11.04.2023 | Quantenphysik

Alltagstauglicher Quantenschlüsselaustausch über den Dächern Wiens

Forscher der Österreichischen Akademie der Wissenschaften haben einen wichtigen Schritt in Richtung unknackbare Verschlüsselung demonstriert. Sie haben mit verschränkten Photonenpaaren einen Quantenschlüssel erzeugt, den sie vom Institut für Quantenoptik und Quanteninformation der ÖAW aus über die Dächer Wiens hinweg mit einem Empfänger am Bisamberg geteilt haben. Erstmals wurde dabei gezeigt, dass Photonenpaare selbst bei Tageslicht nutzbar bleiben, wenn sie in mehreren Dimensionen verschränkt werden. Das berichtet das Team nun im Fachjournal Physical Review X. Mit der Technologie könnten sichere Quantenschlüssel über Satellitennetzwerke in Zukunft weltweit geteilt werden.

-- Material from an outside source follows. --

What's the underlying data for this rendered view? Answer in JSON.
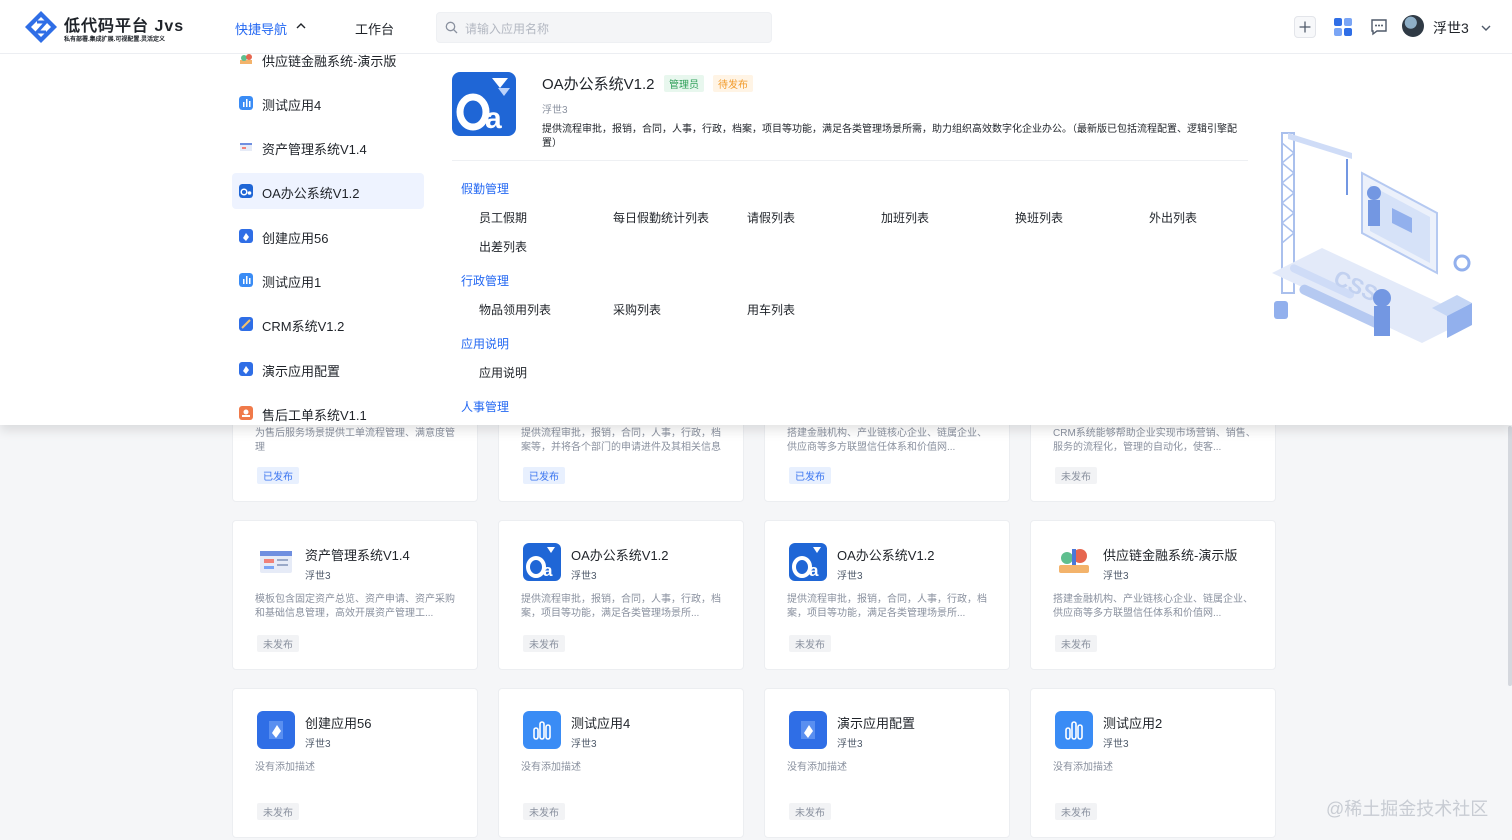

Das Hedy-Lamarr Teleskop am Dach des Instituts für Quantenoptik und Quanteninformation Wien der Österreichischen Akademie der Wissenschaften © ÖAW

Mit Quantenschlüsseln wird es in Zukunft möglich sein, Informationen absolut unknackbar und abhörsicher zu verschlüsseln. Dazu müssen allerdings verschränkte Photonenpaare zwischen dem Sender und dem Empfänger ausgetauscht werden, ohne dass die empfindliche Verschränkung der Lichtteilchen zerstört wird. “Über Glasfasern ist das auf lange Distanzen unmöglich, weil ich Signalverstärker brauche, die wir heute nicht haben. Die kabellose Übertragung durch die Luft ist schwierig, weil Verschränkung sehr empfindlich auf Störungen von außen reagiert. Wir haben nun im Experiment gezeigt, dass es selbst im Photonensturm des Tageslichts möglich ist, einen Quantenschlüssel über zehn Kilometer durch die Luft zu übertragen, wenn man mit Verschränkung in mehr als zwei Dimensionen arbeitet”, sagt Marcus Huber vom Institut für Quantenoptik und Quanteninformation der Österreichischen Akademie der Wissenschaften (ÖAW).

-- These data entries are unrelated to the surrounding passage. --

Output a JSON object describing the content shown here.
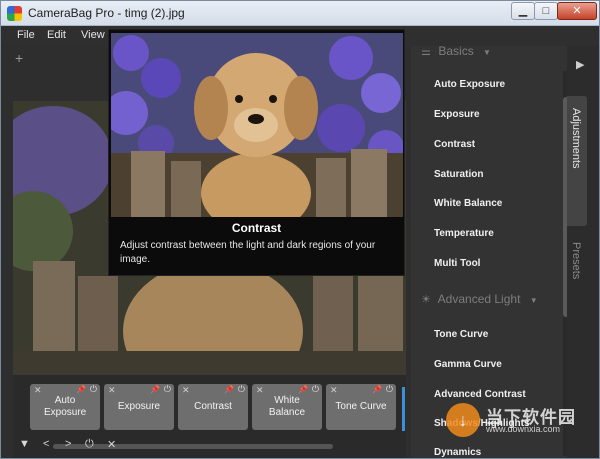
{
  "window": {
    "title": "CameraBag Pro - timg (2).jpg"
  },
  "menu": [
    "File",
    "Edit",
    "View"
  ],
  "left": {
    "add_label": "+"
  },
  "tooltip": {
    "title": "Contrast",
    "description": "Adjust contrast between the light and dark regions of your image."
  },
  "right_panel": {
    "sections": [
      {
        "name": "Basics",
        "icon": "sliders-icon",
        "items": [
          "Auto Exposure",
          "Exposure",
          "Contrast",
          "Saturation",
          "White Balance",
          "Temperature",
          "Multi Tool"
        ]
      },
      {
        "name": "Advanced Light",
        "icon": "sun-icon",
        "items": [
          "Tone Curve",
          "Gamma Curve",
          "Advanced Contrast",
          "Shadows/Highlights",
          "Dynamics"
        ]
      }
    ]
  },
  "tabs": [
    "Adjustments",
    "Presets"
  ],
  "preset_strip": {
    "tiles": [
      "Auto Exposure",
      "Exposure",
      "Contrast",
      "White Balance",
      "Tone Curve"
    ]
  },
  "watermark": {
    "name": "当下软件园",
    "url": "www.downxia.com"
  },
  "colors": {
    "accent": "#3d8fd6",
    "panel": "#333333",
    "tile": "#6e6e6e"
  }
}
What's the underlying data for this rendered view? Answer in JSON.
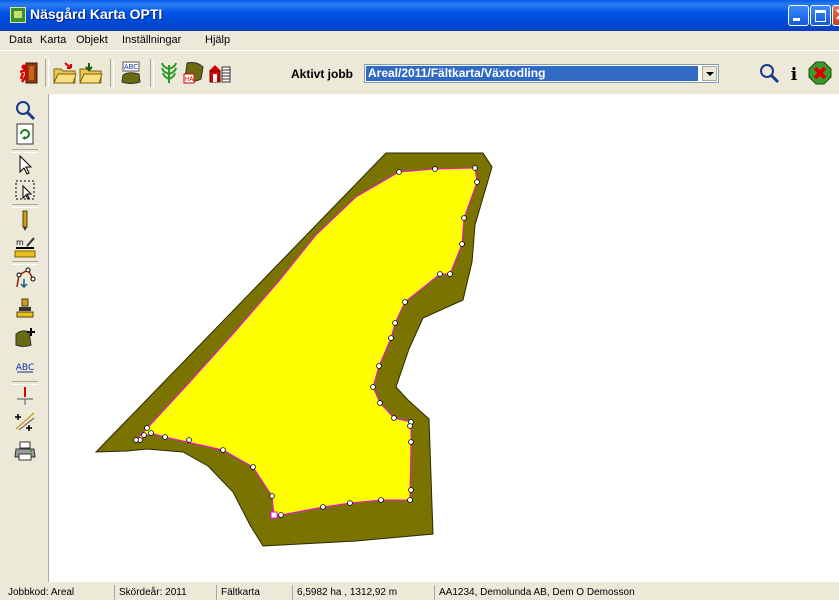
{
  "window": {
    "title": "Näsgård Karta OPTI"
  },
  "menu": [
    "Data",
    "Karta",
    "Objekt",
    "Inställningar",
    "Hjälp"
  ],
  "toolbar": {
    "job_label": "Aktivt jobb",
    "job_value": "Areal/2011/Fältkarta/Växtodling",
    "abc_label": "ABC",
    "ha_label": "HA",
    "info_label": "i"
  },
  "left_toolbar": {
    "abc_label": "ABC",
    "m_label": "m"
  },
  "map": {
    "field_fill": "#ffff00",
    "buffer_fill": "#7a7300",
    "boundary_color": "#ff00ff"
  },
  "status": {
    "jobbkod": "Jobbkod: Areal",
    "skordear": "Skördeår: 2011",
    "kartyp": "Fältkarta",
    "area": "6,5982 ha , 1312,92 m",
    "owner": "AA1234, Demolunda AB, Dem O Demosson"
  }
}
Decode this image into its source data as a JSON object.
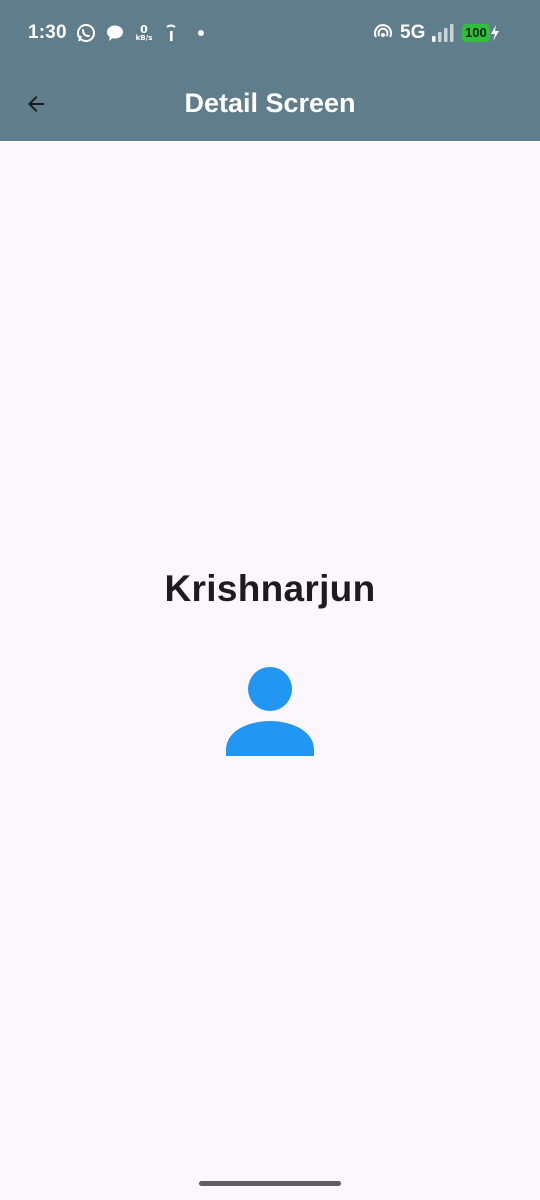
{
  "status_bar": {
    "time": "1:30",
    "network_speed_value": "0",
    "network_speed_unit": "kB/s",
    "network_type": "5G",
    "battery_level": "100",
    "icons": [
      "whatsapp-icon",
      "chat-bubble-icon",
      "network-speed-icon",
      "info-icon",
      "dot-icon",
      "hotspot-icon",
      "signal-icon",
      "battery-icon",
      "charging-icon"
    ]
  },
  "app_bar": {
    "title": "Detail Screen",
    "back_icon": "arrow-back-icon",
    "background_color": "#607d8b"
  },
  "content": {
    "name": "Krishnarjun",
    "avatar_icon": "person-icon",
    "accent_color": "#2196f3"
  },
  "colors": {
    "page_background": "#fcf6fd",
    "text_primary": "#1d1b20",
    "battery_green": "#2fbf3d"
  }
}
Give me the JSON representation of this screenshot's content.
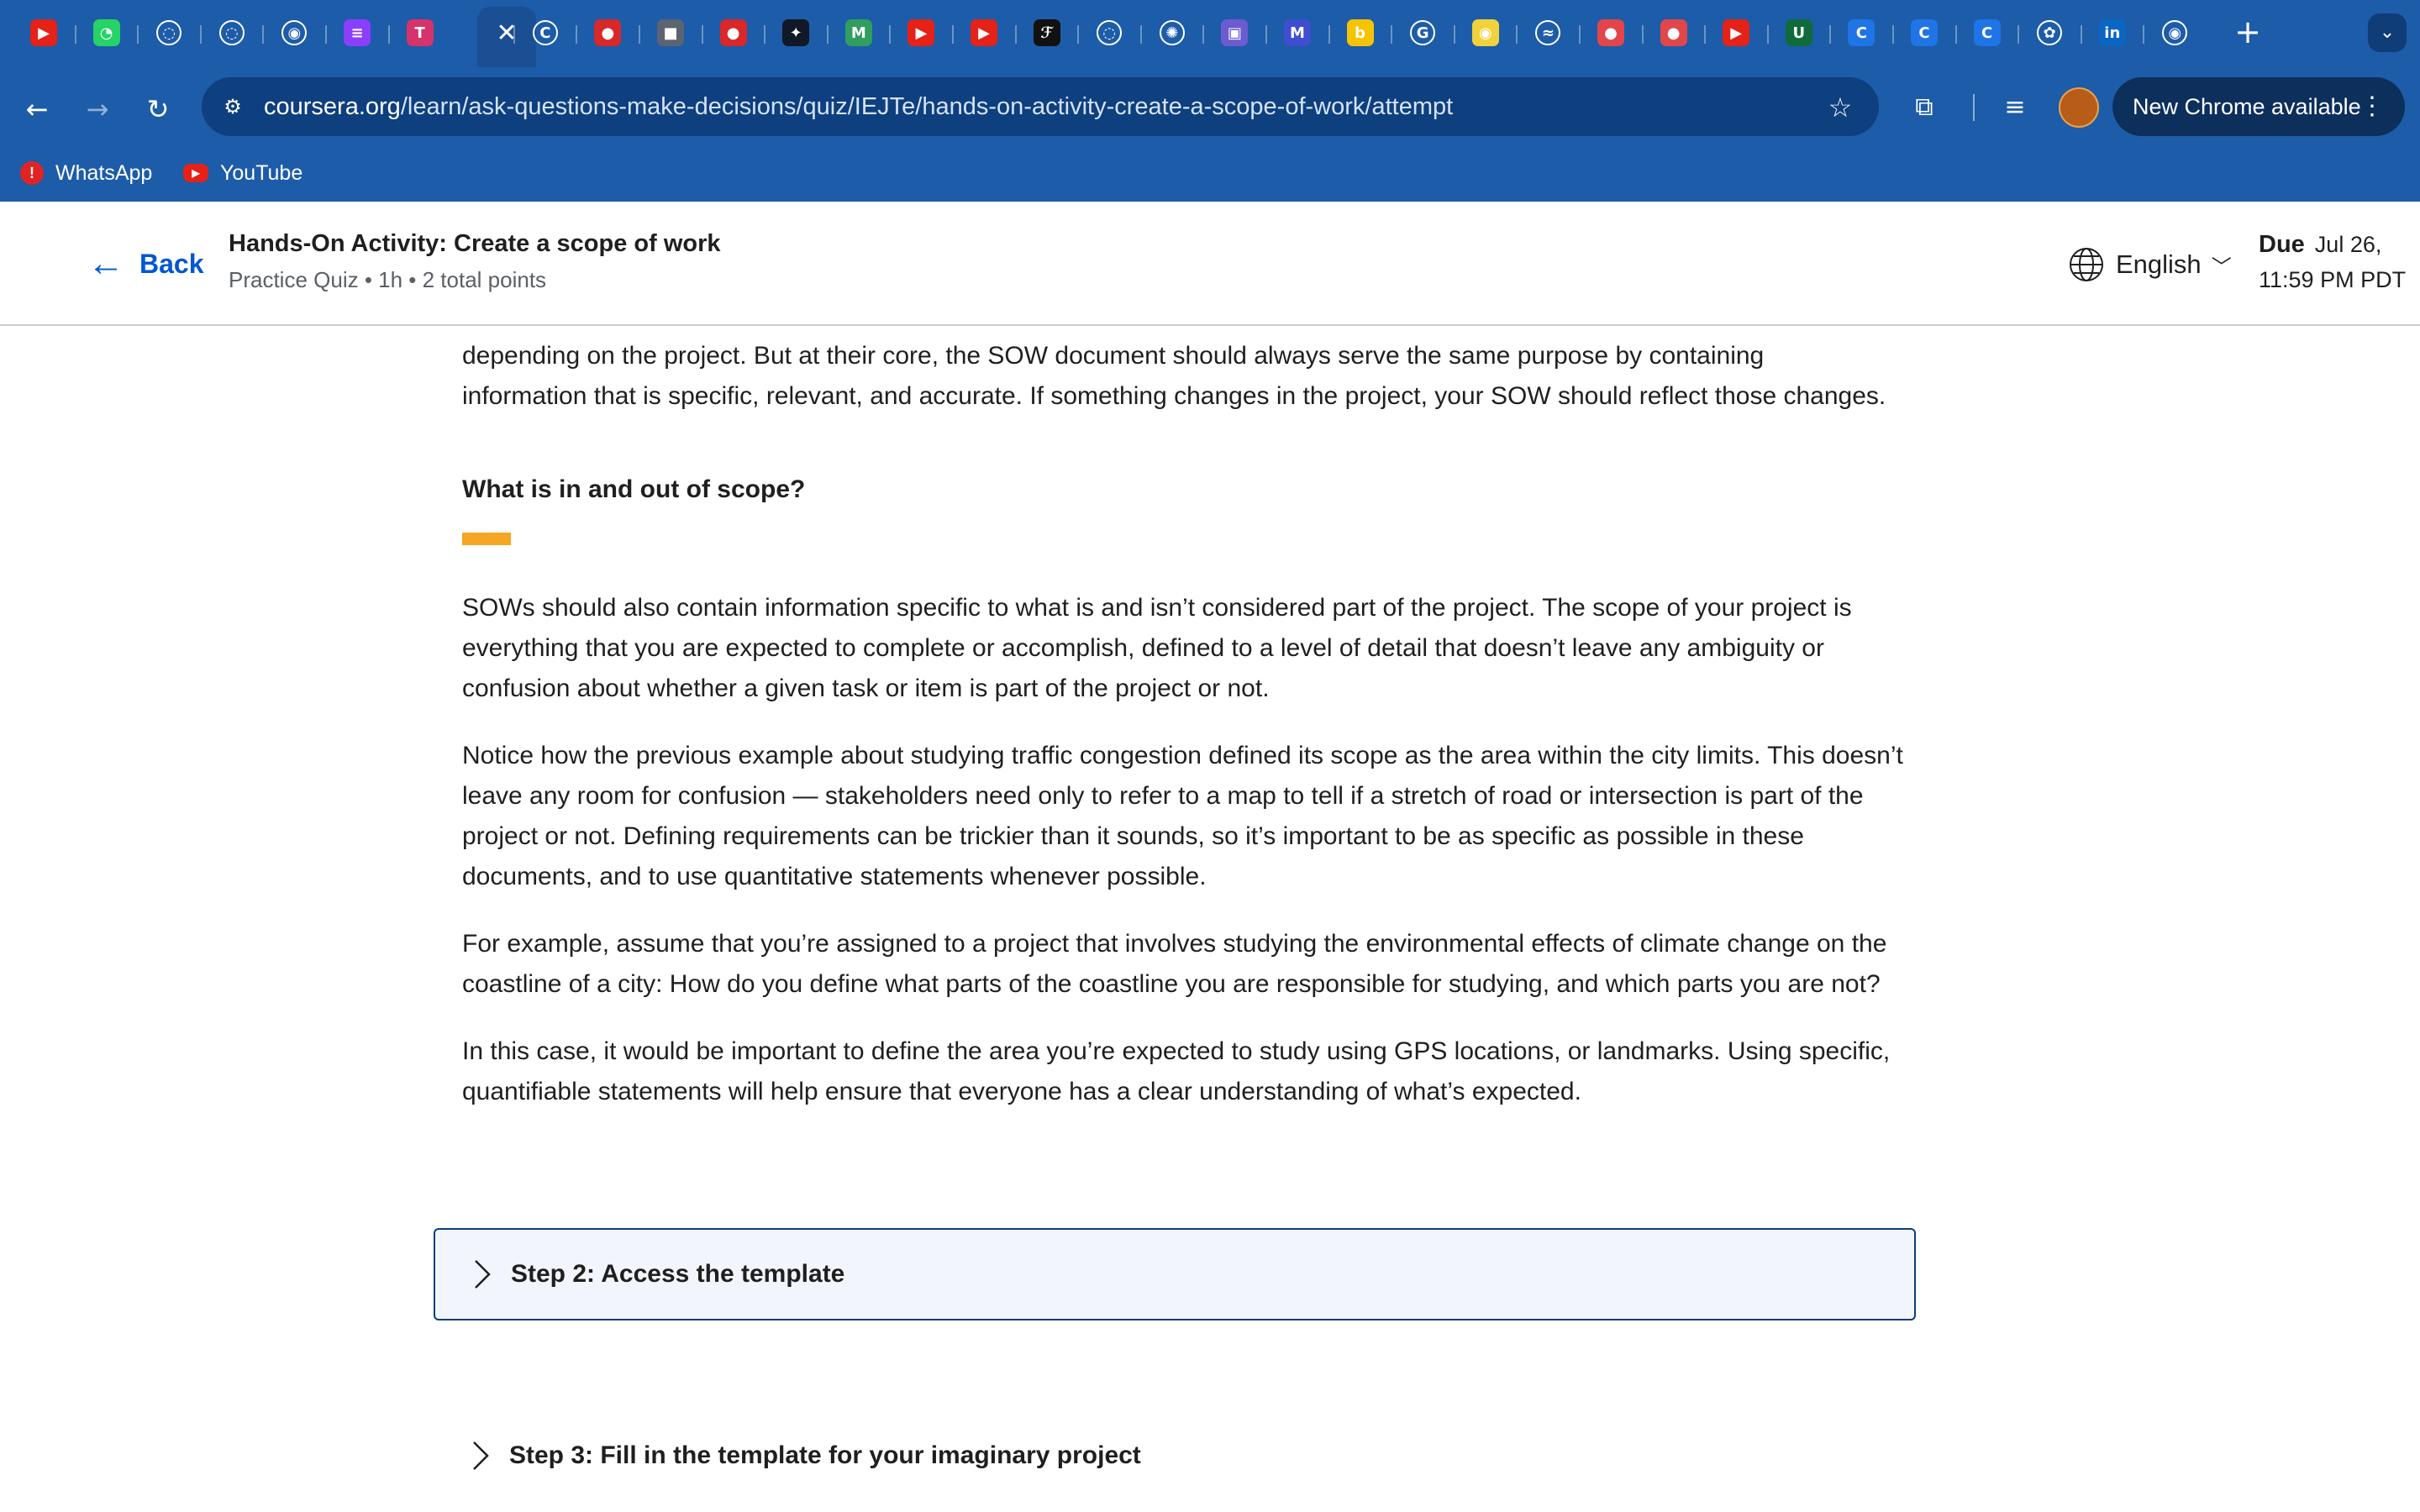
{
  "browser": {
    "address_url_host": "coursera.org",
    "address_url_path": "/learn/ask-questions-make-decisions/quiz/IEJTe/hands-on-activity-create-a-scope-of-work/attempt",
    "new_chrome_label": "New Chrome available",
    "bookmarks": [
      {
        "label": "WhatsApp",
        "icon": "alert-icon"
      },
      {
        "label": "YouTube",
        "icon": "youtube-icon"
      }
    ],
    "tab_favicons": [
      {
        "icon": "youtube-icon",
        "glyph": "▶",
        "color": "#e62117"
      },
      {
        "icon": "whatsapp-icon",
        "glyph": "◔",
        "color": "#25d366"
      },
      {
        "icon": "loading-icon",
        "glyph": "◌",
        "color": "#1d5ca8"
      },
      {
        "icon": "loading-icon",
        "glyph": "◌",
        "color": "#1d5ca8"
      },
      {
        "icon": "github-icon",
        "glyph": "◉",
        "color": "#1d5ca8"
      },
      {
        "icon": "stack-icon",
        "glyph": "≡",
        "color": "#8a3ffc"
      },
      {
        "icon": "brand-icon",
        "glyph": "T",
        "color": "#d6336c"
      },
      {
        "icon": "coursera-icon",
        "glyph": "C",
        "color": "#1d5ca8"
      },
      {
        "icon": "record-icon",
        "glyph": "●",
        "color": "#d8282a"
      },
      {
        "icon": "chip-icon",
        "glyph": "■",
        "color": "#5b6470"
      },
      {
        "icon": "record-icon",
        "glyph": "●",
        "color": "#d8282a"
      },
      {
        "icon": "space-icon",
        "glyph": "✦",
        "color": "#111827"
      },
      {
        "icon": "m-logo-icon",
        "glyph": "M",
        "color": "#2f9e5f"
      },
      {
        "icon": "youtube-icon",
        "glyph": "▶",
        "color": "#e62117"
      },
      {
        "icon": "youtube-icon",
        "glyph": "▶",
        "color": "#e62117"
      },
      {
        "icon": "script-icon",
        "glyph": "ℱ",
        "color": "#111111"
      },
      {
        "icon": "loading-icon",
        "glyph": "◌",
        "color": "#1d5ca8"
      },
      {
        "icon": "aperture-icon",
        "glyph": "✺",
        "color": "#1d5ca8"
      },
      {
        "icon": "camera-icon",
        "glyph": "▣",
        "color": "#6d5bd0"
      },
      {
        "icon": "m-logo-icon",
        "glyph": "M",
        "color": "#3f4ed1"
      },
      {
        "icon": "b-logo-icon",
        "glyph": "b",
        "color": "#f5c400"
      },
      {
        "icon": "google-icon",
        "glyph": "G",
        "color": "#ffffff"
      },
      {
        "icon": "circle-dot-icon",
        "glyph": "◉",
        "color": "#f2d23c"
      },
      {
        "icon": "wave-icon",
        "glyph": "≈",
        "color": "#1d5ca8"
      },
      {
        "icon": "ball-icon",
        "glyph": "●",
        "color": "#e0464a"
      },
      {
        "icon": "ball-icon",
        "glyph": "●",
        "color": "#e0464a"
      },
      {
        "icon": "youtube-icon",
        "glyph": "▶",
        "color": "#e62117"
      },
      {
        "icon": "myunt-icon",
        "glyph": "U",
        "color": "#0f6b3a"
      },
      {
        "icon": "coursera-icon",
        "glyph": "C",
        "color": "#1f74e6"
      },
      {
        "icon": "coursera-icon",
        "glyph": "C",
        "color": "#1f74e6"
      },
      {
        "icon": "coursera-icon",
        "glyph": "C",
        "color": "#1f74e6"
      },
      {
        "icon": "openai-icon",
        "glyph": "✿",
        "color": "#ffffff"
      },
      {
        "icon": "linkedin-icon",
        "glyph": "in",
        "color": "#0a66c2"
      },
      {
        "icon": "github-icon",
        "glyph": "◉",
        "color": "#1d5ca8"
      }
    ]
  },
  "header": {
    "back_label": "Back",
    "title": "Hands-On Activity: Create a scope of work",
    "subtitle": "Practice Quiz • 1h • 2 total points",
    "language": "English",
    "due_label": "Due",
    "due_date": "Jul 26,",
    "due_time": "11:59 PM PDT"
  },
  "content": {
    "intro_lines": [
      "depending on the project. But at their core, the SOW document should always serve the same purpose by containing",
      "information that is specific, relevant, and accurate. If something changes in the project, your SOW should reflect those changes."
    ],
    "section_heading": "What is in and out of scope?",
    "paragraphs": [
      "SOWs should also contain information specific to what is and isn’t considered part of the project. The scope of your project is everything that you are expected to complete or accomplish, defined to a level of detail that doesn’t leave any ambiguity or confusion about whether a given task or item is part of the project or not.",
      "Notice how the previous example about studying traffic congestion defined its scope as the area within the city limits. This doesn’t leave any room for confusion — stakeholders need only to refer to a map to tell if a stretch of road or intersection is part of the project or not.  Defining requirements can be trickier than it sounds, so it’s important to be as specific as possible in these documents, and to use quantitative statements whenever possible.",
      "For example, assume that you’re assigned to a project that involves studying the environmental effects of climate change on the coastline of a city: How do you define what parts of the coastline you are responsible for studying, and which parts you are not?",
      "In this case, it would be important to define the area you’re expected to study using GPS locations, or landmarks. Using specific, quantifiable statements will help ensure that everyone has a clear understanding of what’s expected."
    ]
  },
  "steps": [
    {
      "label": "Step 2: Access the template"
    },
    {
      "label": "Step 3: Fill in the template for your imaginary project"
    }
  ],
  "colors": {
    "browser_chrome": "#1d5ca8",
    "link_blue": "#0056d2",
    "accent_bar": "#f5a623",
    "step_border": "#0a3d7a"
  }
}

Quantenverschränkung am Bisamberg

Für ihr Experiment haben die Physiker am Dach des ÖAW-Instituts im 9. Wiener Gemeindebezirk und am rund zehn Kilometer entfernten Bisamberg Sende- und Empfangsanlagen aufgebaut, die mithilfe von Lasern extrem genau aufeinander abgestimmt wurden. Dann wurden von einer Photonenquelle am Institut verschränkte Photonenpaare erzeugt, die anschließend getrennt wurden. Ein Partnerphoton blieb am Dach des Instituts und das andere wurde an die Station Bisamberg geschickt. Das Besondere an den Photonenpaaren war, dass sie in mehr als zwei Dimensionen verschränkt waren. Statt nur die Polarisation zu messen, die zwei Dimensionen oder mögliche Richtungen bietet, haben die Forscher noch eine zweite Eigenschaft der Photonen verschränkt.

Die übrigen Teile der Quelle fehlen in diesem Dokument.